Hi Mary! Thanks for your great article :) I believe all of us have goodness and purity in our heart. While there may be times we feel negative towards others, it roots from a misunderstanding of each other’s intentions. Your point about being present conveys that perfectly – to really open our minds to seeing what’s happening as objective as possible, rather than clouding it with subjectivity of the past and our perceptions.

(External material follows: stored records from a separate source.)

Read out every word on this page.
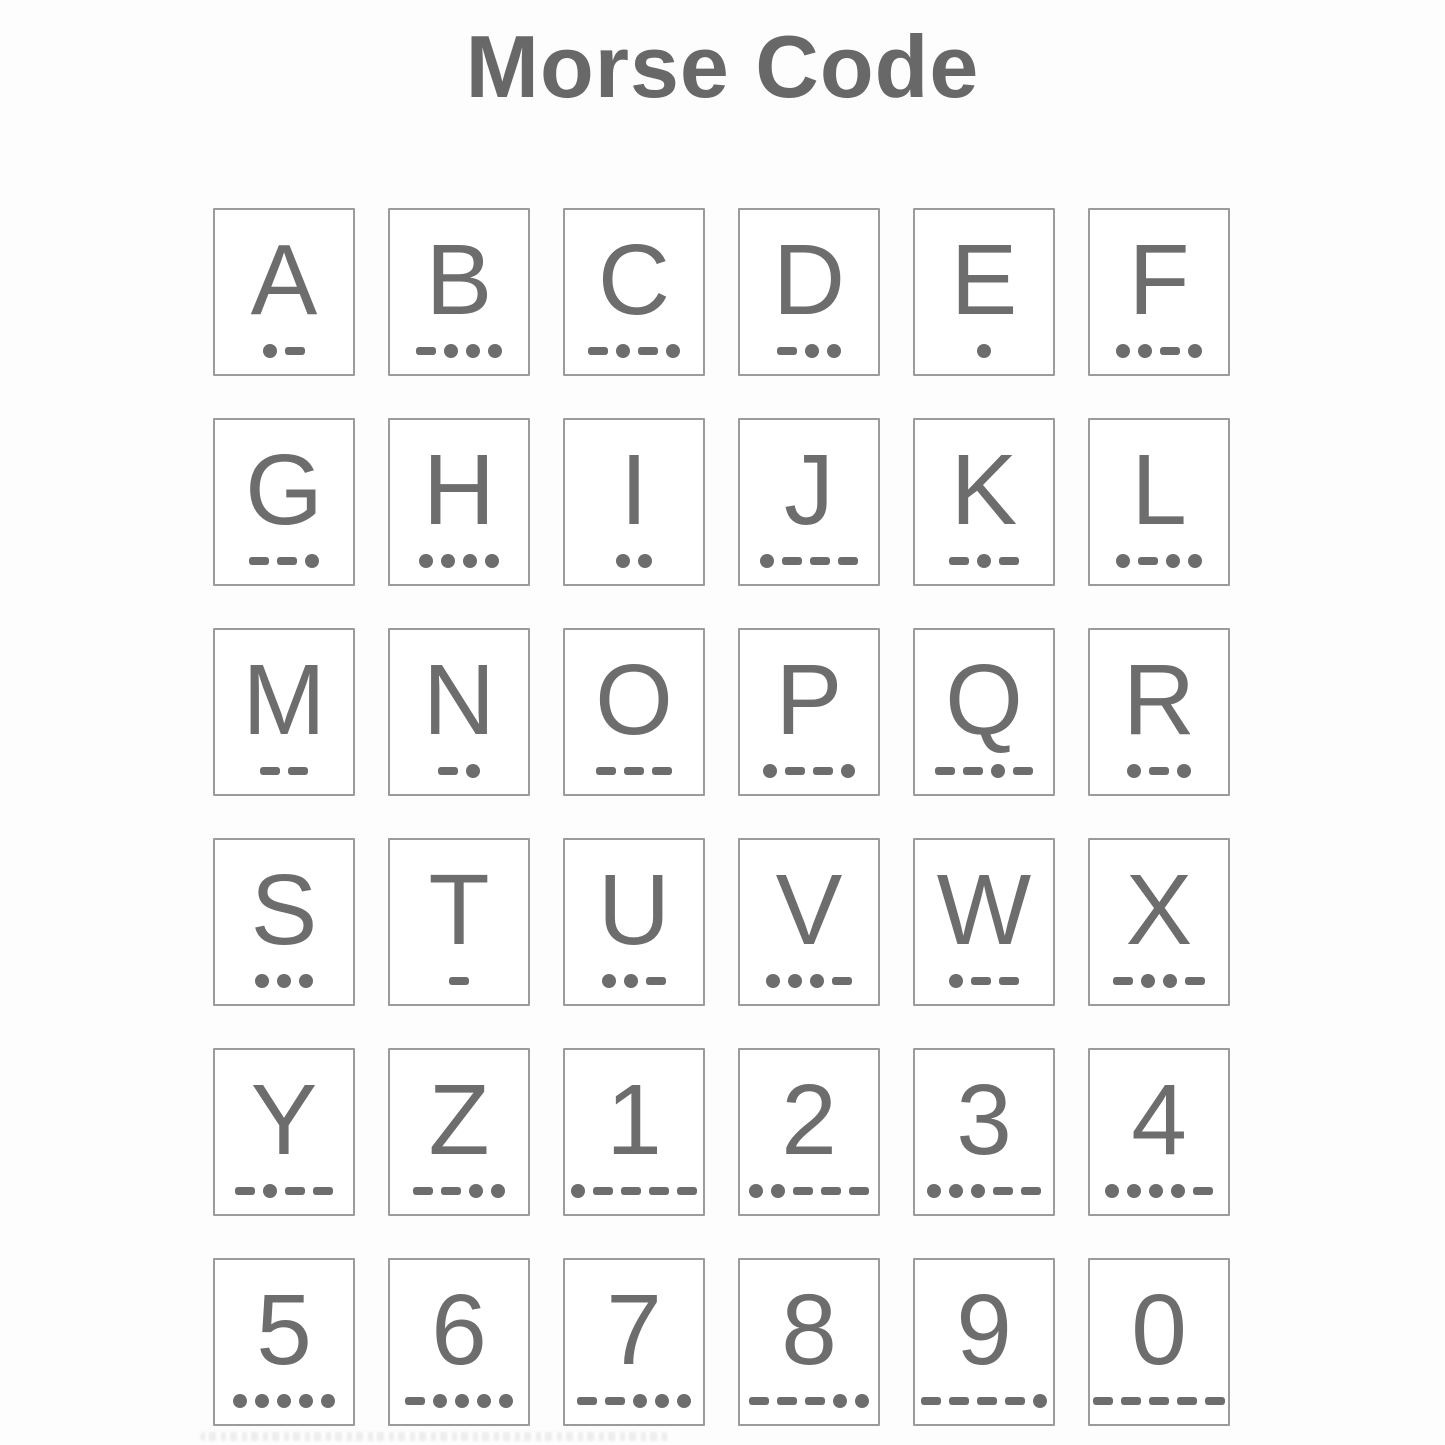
Morse Code
A B C D E F
G H I J K L
M N O P Q R
S T U V W X
Y Z 1 2 3 4
5 6 7 8 9 0
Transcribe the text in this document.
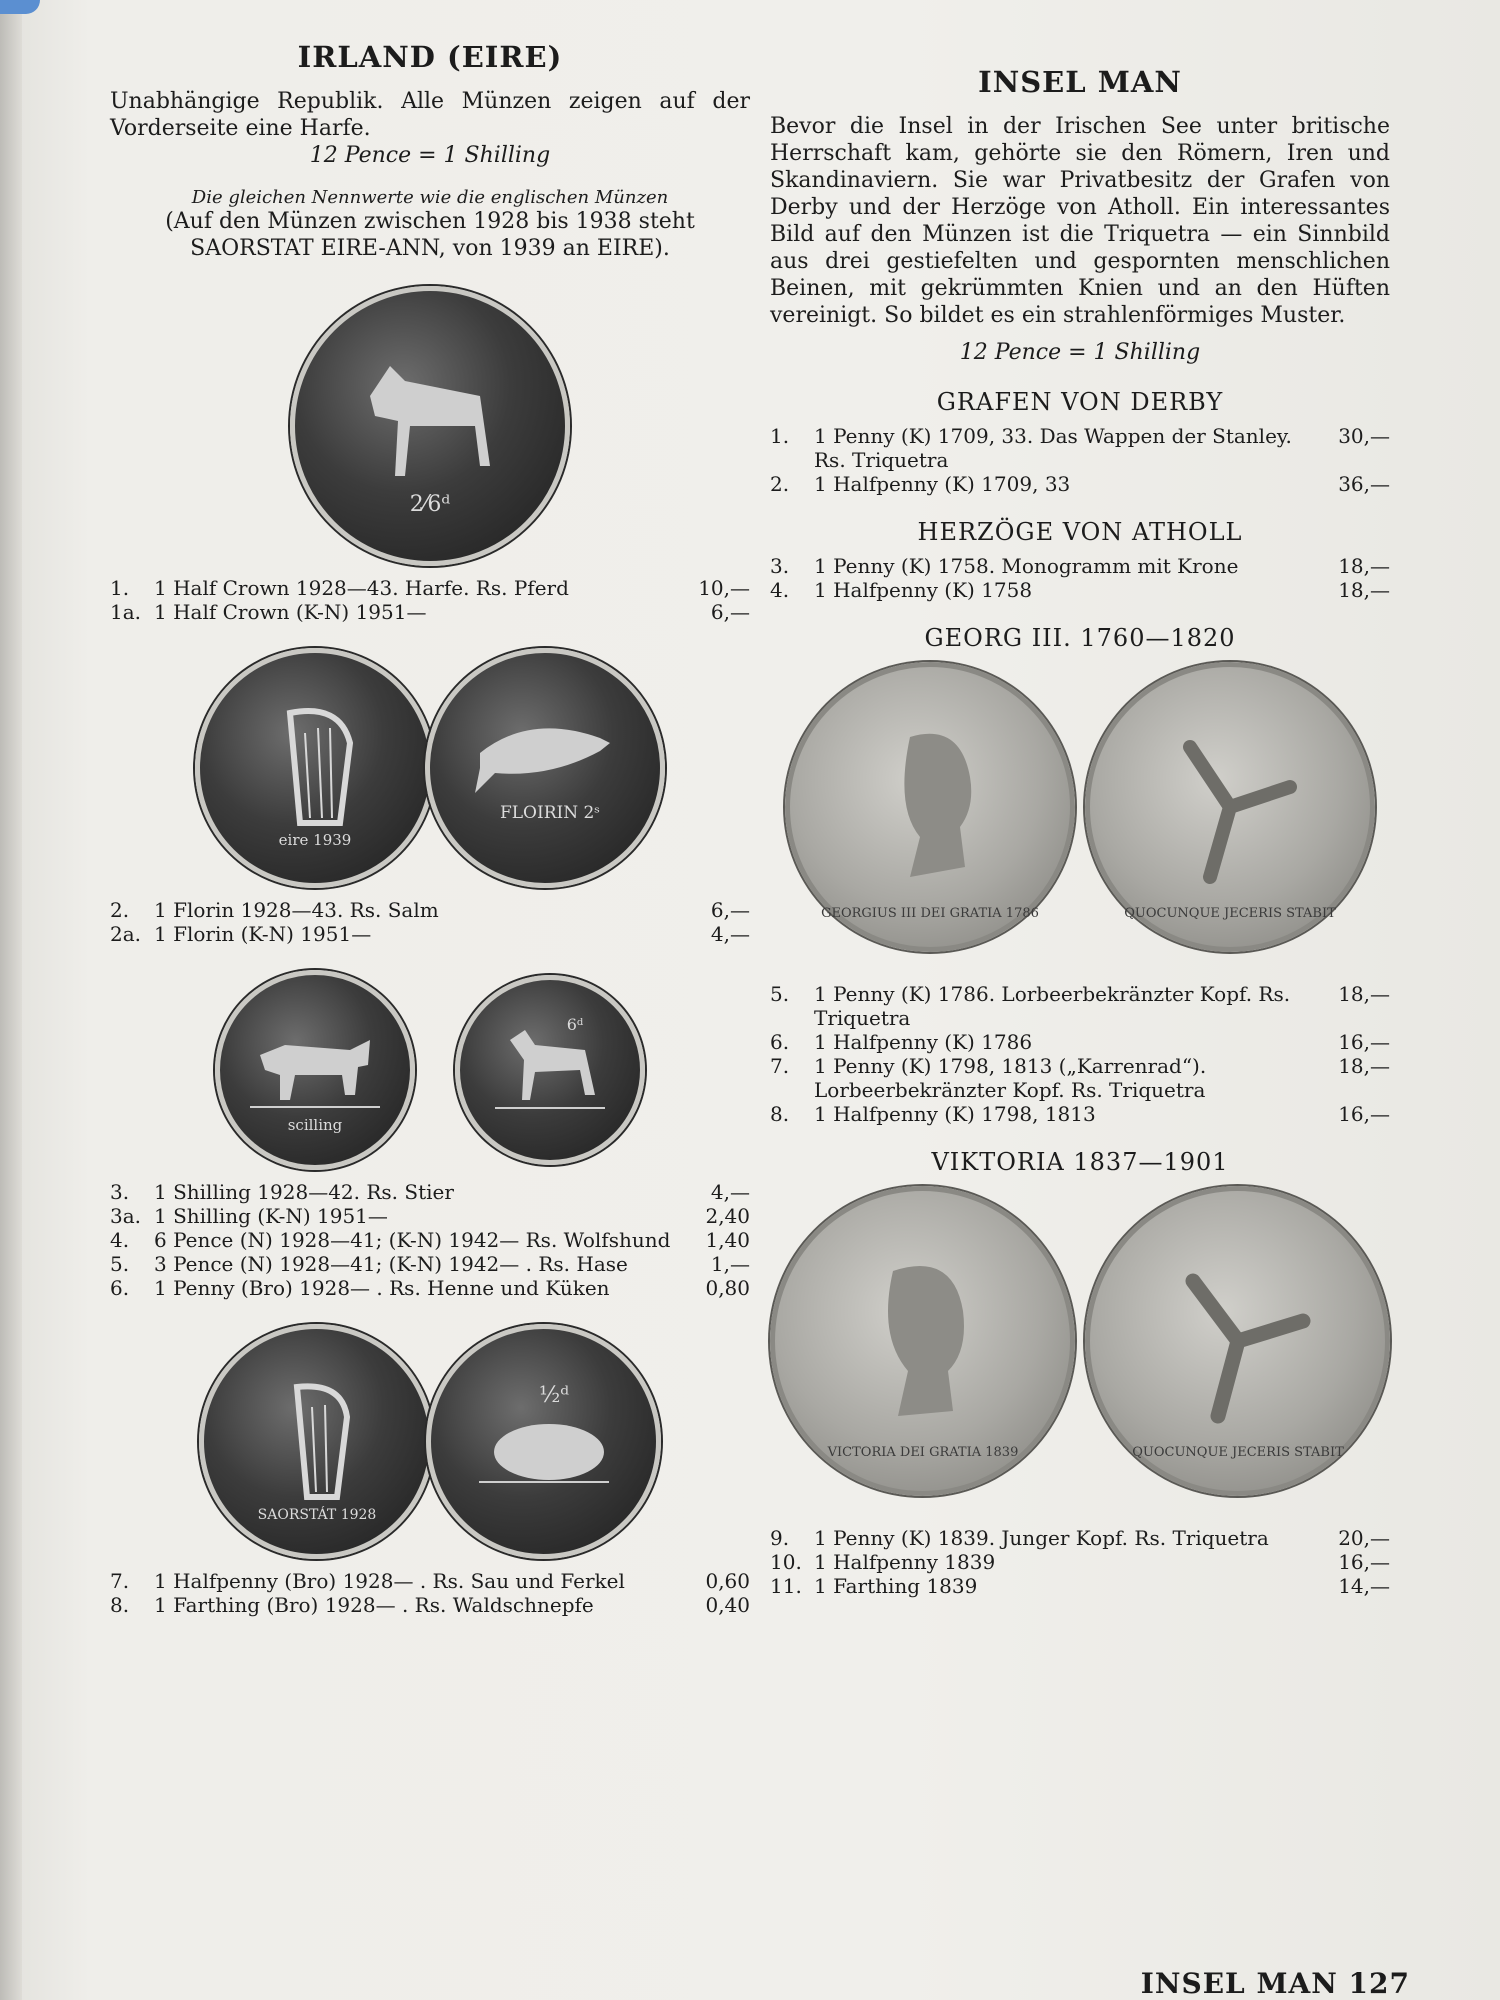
IRLAND (EIRE)

Unabhängige Republik. Alle Münzen zeigen auf der Vorderseite eine Harfe.

12 Pence = 1 Shilling

Die gleichen Nennwerte wie die englischen Münzen

(Auf den Münzen zwischen 1928 bis 1938 steht SAORSTAT EIRE-ANN, von 1939 an EIRE).

2⁄6ᵈ
1.	1 Half Crown 1928—43. Harfe. Rs. Pferd	10,—
1a.	1 Half Crown (K-N) 1951—	6,—
eire 1939
FLOIRIN 2ˢ
2.	1 Florin 1928—43. Rs. Salm	6,—
2a.	1 Florin (K-N) 1951—	4,—
scilling
6ᵈ
3.	1 Shilling 1928—42. Rs. Stier	4,—
3a.	1 Shilling (K-N) 1951—	2,40
4.	6 Pence (N) 1928—41; (K-N) 1942— Rs. Wolfshund	1,40
5.	3 Pence (N) 1928—41; (K-N) 1942— . Rs. Hase	1,—
6.	1 Penny (Bro) 1928— . Rs. Henne und Küken	0,80
SAORSTÁT 1928
½ᵈ
7.	1 Halfpenny (Bro) 1928— . Rs. Sau und Ferkel	0,60
8.	1 Farthing (Bro) 1928— . Rs. Waldschnepfe	0,40
INSEL MAN

Bevor die Insel in der Irischen See unter britische Herrschaft kam, gehörte sie den Römern, Iren und Skandinaviern. Sie war Privatbesitz der Grafen von Derby und der Herzöge von Atholl. Ein interessantes Bild auf den Münzen ist die Triquetra — ein Sinnbild aus drei gestiefelten und gespornten menschlichen Beinen, mit gekrümmten Knien und an den Hüften vereinigt. So bildet es ein strahlenförmiges Muster.

12 Pence = 1 Shilling

GRAFEN VON DERBY
1.	1 Penny (K) 1709, 33. Das Wappen der Stanley. Rs. Triquetra	30,—
2.	1 Halfpenny (K) 1709, 33	36,—
HERZÖGE VON ATHOLL
3.	1 Penny (K) 1758. Monogramm mit Krone	18,—
4.	1 Halfpenny (K) 1758	18,—
GEORG III. 1760—1820
GEORGIUS III DEI GRATIA 1786	QUOCUNQUE JECERIS STABIT
5.	1 Penny (K) 1786. Lorbeerbekränzter Kopf. Rs. Triquetra	18,—
6.	1 Halfpenny (K) 1786	16,—
7.	1 Penny (K) 1798, 1813 („Karrenrad“). Lorbeerbekränzter Kopf. Rs. Triquetra	18,—
8.	1 Halfpenny (K) 1798, 1813	16,—
VIKTORIA 1837—1901
VICTORIA DEI GRATIA 1839	QUOCUNQUE JECERIS STABIT
9.	1 Penny (K) 1839. Junger Kopf. Rs. Triquetra	20,—
10.	1 Halfpenny 1839	16,—
11.	1 Farthing 1839	14,—
INSEL MAN 127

Thank you for this great article :D

Celes | EmbraceLiving.Nets last blog post..Are You Emotionally Generous?

CG Walters February 16, 2009 at 7:02 am

…I agree that skillful and unskillful are very good descriptives.

This wonderful article was featured in the latest CelebraZine (Celebrate What’s Right in the World),
http://kathmandau.blogspot.com/2009/02/celebrazine-16feb09.html
Thank you for your contribution to our world,
Blessings to you and all you hold dear,
CG

CG Walterss last blog post..CelebraZine 13Feb09

Jared March 6, 2009 at 3:57 am

Great post, thanks.

I have found, that in most instances, when my emotions move towards one of resentment or anger, there is something within me that is threatened. If I’m in a place of peace with myself, love of self, and accepting of the consequences of being myself, external things do not bother me as much.

For me, it takes practice, prayer, and mediation on a daily basis. When I feel a disturbance in my inner peace as a result of something someone says or does, I try to determine, is it true? What is my part? And am I being understanding rather than understood?

It does take practice to be skillful. But almost ALWAYS, when I feel my self in a foul mood caused by something outside myself, there is something within me I am unhappy with. So by starting each day with prayer and mediation, asking for guidance and listening for it throughout the day, I do more right things. Then at the end of the day I can review the day and see if there’s something I can improve on or if any amends need to be made. By doing this, I’m more at peace with myself and less likely to be moved to say “or think” something foul in response to anyone or anything.

Jareds last blog post..My Heaven

Mary Jaksch March 6, 2009 at 6:23 am

Hi Jared!
I really like what you say: “But almost ALWAYS, when I feel my self in a foul mood caused by something outside myself, there is something within me I am unhappy with.” That’s a great way to take responsibility for our moods!